Parentheses serve almost the same purpose as pairs of dashes: they are used as a way of including a clarification or tangent in the midst of a sentence. They differ slightly in that they are more formal than dashes, and are often used to imply an afterthought. They should also be used less frequently, as they are stylistic. If overdone, they can often be effectively replaced by dashes.

o Echoes. The echo is most commonly found in three forms: 1) character names (when a character’s name is repeated too often); 2) the words "he" and "she" (when either "he" or "she" is substituted for a character name but then ends up being used too much itself); and 3) unusual words (often writers end up siezing on some unusual word and using it at least a few times throughout a text).

o Alliteration. Technically, alliteration is the repetition of the first letter of a word in the first letter of a word following it (either immediately or a few words later)-for instance, the "large lock" or "walking down the wide street." I studied under a professor of Shakespeare who argued that alliteration can be even more subtle, should also include sound picked up from the middle and even ends of words, for instance, "eloquent quixotic". No matter how used, alliterations have a strong presence and must be tempered. When overused they can make a manuscript sound juvenile, like forced poetry. (Of course, we need not even mention rhymes in prose manuscripts, which should be avoided at all cost.)

o Resonance. To climb the subtlety ladder, a more advanced usage (or misusage) of sound comes in the form of resonance, that is, the way a sentence resounds within the context of a paragraph (or line break or chapter). For instance, if you have a series of long sentences and then one short one, this short sentence will resonate differently than it would have if the other sentences had also been short. But resonance can also apply to the beginning and middle of paragraphs and even to individual words. This gets tricky, because everything in writing is relative, and a short sentence beside a short one may not necessarily work, whereas it might beside a long one.

Solutions

In general, a sound problem is difficult to fix by yourself: since you were the one who wrote the words, they will most likely "sound" fine when you read them back. Also, you already know your sentences by heart (or at least well) and so will not scrutinize them upon a further read, but rather mentally fill in the gaps. However, here are some solutions:

o The most effective solution will be to give your manuscript to a trusted reader, specifically asking him to read just for sound.
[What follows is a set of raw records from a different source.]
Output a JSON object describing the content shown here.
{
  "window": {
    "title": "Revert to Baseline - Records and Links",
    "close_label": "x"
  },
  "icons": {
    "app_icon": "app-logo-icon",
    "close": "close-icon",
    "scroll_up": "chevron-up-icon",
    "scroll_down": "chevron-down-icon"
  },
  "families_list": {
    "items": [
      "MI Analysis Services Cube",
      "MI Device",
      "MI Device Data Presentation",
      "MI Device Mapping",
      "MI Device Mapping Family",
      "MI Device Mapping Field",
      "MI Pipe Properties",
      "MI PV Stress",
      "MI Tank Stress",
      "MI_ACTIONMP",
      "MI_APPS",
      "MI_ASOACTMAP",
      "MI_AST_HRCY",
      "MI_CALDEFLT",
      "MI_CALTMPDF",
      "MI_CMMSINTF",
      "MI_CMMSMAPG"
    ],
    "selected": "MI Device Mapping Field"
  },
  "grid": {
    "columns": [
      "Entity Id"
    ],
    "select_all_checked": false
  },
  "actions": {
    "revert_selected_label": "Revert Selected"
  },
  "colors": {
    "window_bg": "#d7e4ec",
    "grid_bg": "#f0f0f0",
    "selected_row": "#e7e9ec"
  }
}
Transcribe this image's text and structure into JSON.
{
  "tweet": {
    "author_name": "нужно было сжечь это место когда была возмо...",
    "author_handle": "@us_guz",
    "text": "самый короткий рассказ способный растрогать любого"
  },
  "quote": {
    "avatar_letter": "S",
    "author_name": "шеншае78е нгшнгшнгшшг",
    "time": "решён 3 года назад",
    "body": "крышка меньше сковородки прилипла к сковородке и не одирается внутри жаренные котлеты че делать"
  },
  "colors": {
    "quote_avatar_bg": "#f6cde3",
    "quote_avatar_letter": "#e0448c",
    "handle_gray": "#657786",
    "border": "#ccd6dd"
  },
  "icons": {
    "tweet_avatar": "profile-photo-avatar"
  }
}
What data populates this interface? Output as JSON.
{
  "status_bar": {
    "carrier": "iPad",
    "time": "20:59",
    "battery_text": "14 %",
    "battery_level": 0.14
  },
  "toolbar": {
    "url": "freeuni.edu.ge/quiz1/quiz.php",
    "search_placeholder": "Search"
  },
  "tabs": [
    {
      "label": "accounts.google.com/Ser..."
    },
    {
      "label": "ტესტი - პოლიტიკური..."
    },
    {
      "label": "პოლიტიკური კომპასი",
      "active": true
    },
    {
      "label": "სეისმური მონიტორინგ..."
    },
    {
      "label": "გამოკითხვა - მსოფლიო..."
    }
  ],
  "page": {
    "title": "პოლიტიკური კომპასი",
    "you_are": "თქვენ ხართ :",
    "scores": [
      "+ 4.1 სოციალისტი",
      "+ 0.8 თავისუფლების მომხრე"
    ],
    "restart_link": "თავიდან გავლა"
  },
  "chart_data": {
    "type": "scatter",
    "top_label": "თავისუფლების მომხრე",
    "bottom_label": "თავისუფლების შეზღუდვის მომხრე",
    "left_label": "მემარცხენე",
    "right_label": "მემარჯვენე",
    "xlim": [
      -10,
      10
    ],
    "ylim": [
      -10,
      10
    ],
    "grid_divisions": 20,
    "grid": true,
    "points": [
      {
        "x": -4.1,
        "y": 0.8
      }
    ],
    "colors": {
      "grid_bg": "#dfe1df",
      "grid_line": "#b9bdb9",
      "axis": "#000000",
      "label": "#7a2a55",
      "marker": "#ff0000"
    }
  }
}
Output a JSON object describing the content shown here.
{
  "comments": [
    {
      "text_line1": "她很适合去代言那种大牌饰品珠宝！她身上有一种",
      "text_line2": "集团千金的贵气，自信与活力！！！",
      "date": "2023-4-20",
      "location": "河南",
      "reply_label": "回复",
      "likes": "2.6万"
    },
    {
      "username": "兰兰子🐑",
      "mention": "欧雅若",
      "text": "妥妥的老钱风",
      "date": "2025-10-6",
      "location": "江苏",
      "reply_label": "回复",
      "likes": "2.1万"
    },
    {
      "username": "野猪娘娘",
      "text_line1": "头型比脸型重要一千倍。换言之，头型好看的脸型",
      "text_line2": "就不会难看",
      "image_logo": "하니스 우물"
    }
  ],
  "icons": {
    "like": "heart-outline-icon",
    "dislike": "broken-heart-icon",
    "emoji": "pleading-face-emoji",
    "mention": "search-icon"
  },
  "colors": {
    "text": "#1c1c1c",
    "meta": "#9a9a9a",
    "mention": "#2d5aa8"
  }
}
Ask him in advance to tell you if there are any places it "sounds" wrong; any sentences that are confusing, that seem too long or too short or poorly divided; any echoes, any repetitions that bother him; any difficulties grasping the meaning of any sentences, no matter how many times he read them.

o Read your manuscript aloud. Playwrights always say they can never tell anything about their play until they’ve heard it read out loud; to a lesser degree, the same holds true for prose. When it comes to sound, you can turn yourself into an outside, discriminating reader simply by switching the voice in your head with the one in your throat. Did you stumble anywhere? What felt wrong? Reading aloud, if done genuinely, will almost always bring out any awkward sentence fragments. Experiment with altering, moving or cutting them.

o Cut. Most sound problems, including repetition, echoes, alliteration, rhymes and poor sentence fragments, can be fixed by simple cutting. How to actually write harmonious prose is beyond the scope of this book, but at least the offensive passages will be removed.

o Simplify. Most writers equate complexity of thought with complexity of sentence structure. A big mistake. On the contrary, it is much harder to present complex ideas in a straightforward manner. Personally, I am always more impressed by simplicity and clarity; it is the mark of a writer who knows his subject well and is secure enough not to "lay it on" in the telling. So aim for complexity of thought, not expression. Even if your sentence sounds great, always ask yourself if the meaning is clear for the reader.